Mutagenesis of the H-ras protooncogene and the p53 tumor suppressor gene.

Point mutations in ras protooncogenes and in the p53 tumor suppressor gene are common in many forms of human cancer. The identification of carcinogens which are responsible for their induction in humans is of great interest because it may suggest measures for disease prevention. Furthermore, the load of somatic mutations in cancer-related genes in premalignant tissues may become a useful parameter for risk assessment. For the measurement of such mutations, highly sensitive genotypic mutation systems are required which avoid the selection and clonal expansion of cells on the basis of a mutated phenotype. We have developed the restriction fragment length polymorphism/polymerase chain reaction method for genotypic mutation analysis and applied it to the study of the mutability of hot-spot codons in c-H-ras1 and p53 genes with human carcinogens. In particular, we studied the mutability of codons 247-250 of p53 with the mycotoxin aflatoxin B1 (AFB1) in human hepatocytes. AFB1 preferentially induced the transversion of guanosine to thymidine in the third position of codon 249, generating the same mutation which is found in a large fraction of hepatocellular carcinomas from regions of the world with AFB1-contaminated food.

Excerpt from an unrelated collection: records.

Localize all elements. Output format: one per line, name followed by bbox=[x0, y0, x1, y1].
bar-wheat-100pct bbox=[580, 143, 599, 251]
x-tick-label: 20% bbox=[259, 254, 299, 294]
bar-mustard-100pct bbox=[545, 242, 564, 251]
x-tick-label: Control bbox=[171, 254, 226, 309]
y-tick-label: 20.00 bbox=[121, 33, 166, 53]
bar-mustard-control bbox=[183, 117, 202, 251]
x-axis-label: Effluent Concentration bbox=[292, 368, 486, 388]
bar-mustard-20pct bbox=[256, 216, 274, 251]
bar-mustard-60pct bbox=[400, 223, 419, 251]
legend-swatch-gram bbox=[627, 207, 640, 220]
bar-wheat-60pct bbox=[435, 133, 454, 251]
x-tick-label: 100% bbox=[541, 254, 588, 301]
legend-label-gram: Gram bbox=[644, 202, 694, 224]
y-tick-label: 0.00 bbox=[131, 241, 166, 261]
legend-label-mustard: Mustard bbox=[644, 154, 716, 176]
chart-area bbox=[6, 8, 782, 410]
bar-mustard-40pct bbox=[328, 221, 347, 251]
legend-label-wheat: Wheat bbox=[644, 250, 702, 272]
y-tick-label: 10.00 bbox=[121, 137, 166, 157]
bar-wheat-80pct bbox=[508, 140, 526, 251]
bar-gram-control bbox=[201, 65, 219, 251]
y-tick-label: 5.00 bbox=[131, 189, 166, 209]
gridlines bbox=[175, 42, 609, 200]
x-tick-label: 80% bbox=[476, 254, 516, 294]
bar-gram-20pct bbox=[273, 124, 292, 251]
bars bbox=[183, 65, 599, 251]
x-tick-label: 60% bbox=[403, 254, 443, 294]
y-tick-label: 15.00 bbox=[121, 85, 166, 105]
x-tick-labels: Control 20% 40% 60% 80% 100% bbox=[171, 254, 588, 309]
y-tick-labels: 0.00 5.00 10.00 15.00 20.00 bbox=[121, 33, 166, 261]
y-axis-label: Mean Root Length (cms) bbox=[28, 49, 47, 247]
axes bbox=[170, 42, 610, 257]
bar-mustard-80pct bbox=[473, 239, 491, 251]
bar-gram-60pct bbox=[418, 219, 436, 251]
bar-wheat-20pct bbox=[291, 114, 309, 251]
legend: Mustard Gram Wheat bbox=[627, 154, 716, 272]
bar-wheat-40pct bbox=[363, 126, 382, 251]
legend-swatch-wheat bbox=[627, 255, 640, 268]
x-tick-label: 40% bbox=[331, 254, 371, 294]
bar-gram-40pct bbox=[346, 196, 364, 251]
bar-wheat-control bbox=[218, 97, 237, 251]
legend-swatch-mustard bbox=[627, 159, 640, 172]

Our results are in support of AFB1 as an etiological factor for hepatocellular carcinoma in AFB1-contaminated areas. In an ongoing study we are comparing the load of mutations in hot-spot codon 12 of c-H-ras1 in urinary bladder carcinoma and in normal tissue, by restriction fragment length polymorphism/polymerase chain reaction. We observed moderately elevated abundances of guanosine to thymidine transversions in the middle position of codon 12 in tumor DNA. These results may reflect a mutator phenotype of the tumor tissue or they could be the consequence of the heterogeneity of the biopsies which were analyzed.